Но, задыхаясь от ужаснейшей боли и не будучи больше в силах открыть рот, он замолкал. Вскоре затем, уставившись на бритву, он брал ее в руку и, слегка напиливая, следил, как сам себе причиняет боль, но едва успевал он коснуться тела, как у него выступал холодный пот и его охватывал ужас, а сердце замирало и словно останавливалось. Не зная больше, что ему делать, он в истоме лег ничком на сундук, и, то плача, то вздыхая, то вопя, то давая обеты, то посылая проклятья, так запыхался, что боль стала совершенно невыносимой; и ему пришлось искать выхода из такого положения. Поэтому, обратив необходимость в доблесть и схватив бритву, он сам на себе исполнил месть Чарпальи и остался без признаков. И такова была одолевшая его боль, что, испустив рев, как раненый бык, он замертво упал на землю.
Прибежали на этот крик люди, нарочно присланные Чарпальей, и не знаю уже какими заговорами своими и хлопотами достигли того, что он не лишился жизни, если только можно назвать жизнью жизнь мужчины, который уже больше не мужчина.
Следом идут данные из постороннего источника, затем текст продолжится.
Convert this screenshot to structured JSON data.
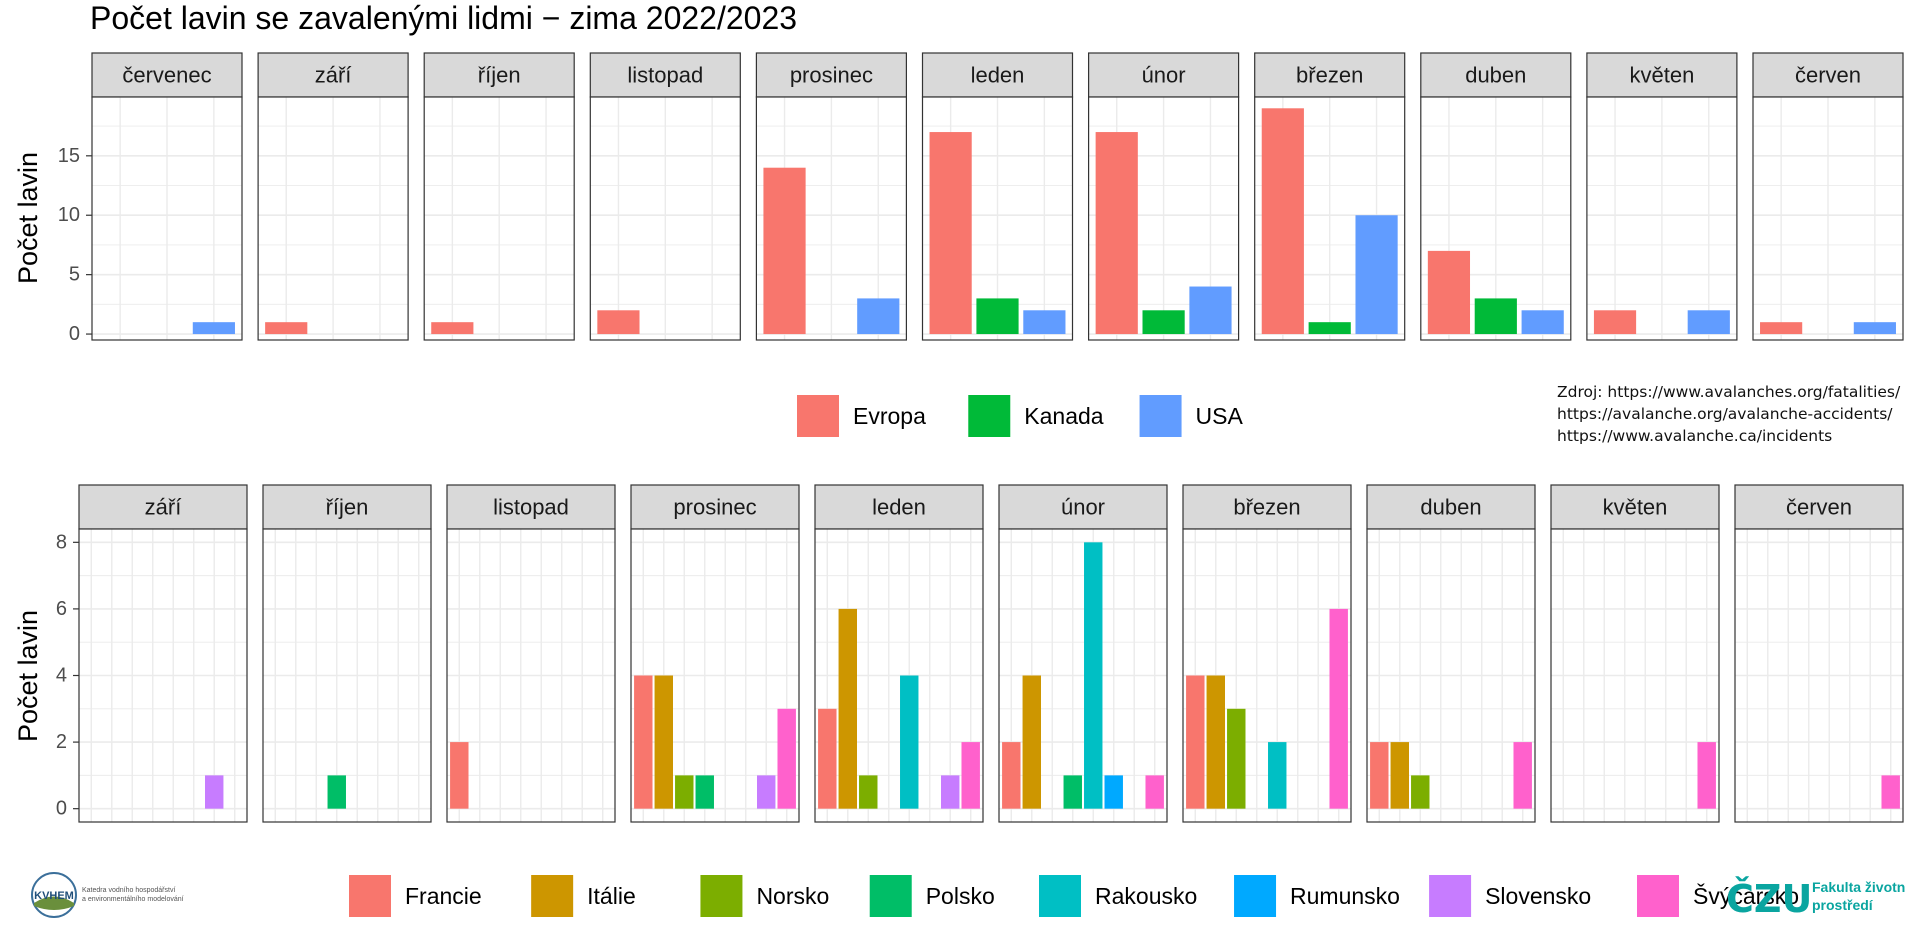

Таков был конец и такова была судьба любви почтенного священнослужителя.
Новелла V
Монна Франческа влюбляется в фра Тиматео, а в то время, когда она с ним тешится, ее дочь Лаура, узнав об этом, принимает у себя своего любовника. Мать это замечает и ругает ее, но Лаура метким словом заставляет ее замолчать, и та, устыдившись своей неправоты, мирится с дочерью
Так вот, вам надлежит знать, что в Сьене на улице Кампореджи жила (а было это не настолько давно, чтобы каждый из вас не мог этого припомнить) некая монна Франческа из очень хорошей семьи и очень богатая, которая осталась вдовой, имея при себе замужнюю дочку. Не помню уж, за сколько месяцев до того она выдала ее за некоего Мео ди Мино да Росси, который, будучи занят по делам имений великолепного Боргезе, тогдашнего правителя города, проводил большую часть времени вне Сьены. Был у нее и сынишка, которому едва исполнилось семь лет. Не желая больше выходить замуж, она весьма скромно посвятила себя заботам о детях. Так она и жила, а между тем некий доминиканский монах, бакалавр богословия по имени фра Тимотео, увидав, что она еще свежа и красива, на нее позарился.
А так как у него от многих послушаний, которые он на себя возлагал, и от великих постов, которые он часто справлял, так сияла кожа, что можно было бы даже в январскую стужу запалить лучину о его румяные щечки, добрая женщина, быть может полагавшая, что для ее мирного вдовьего жития только и недоставало такого человека, который бы без лишнего шума обслуживал ее вдовьи потребности, подумала, что именно он-то ей и нужен. К нему ли, к ней ли пришли они в первый раз, я вам не скажу, ибо я этого не знаю; довольно с вас, что они добились того, что она породнилась с господом богом и так часто ходила исповедоваться и так охотно проводила время в Сан-Доменико[142], что по соседству шептались, будто она уже наполовину святая.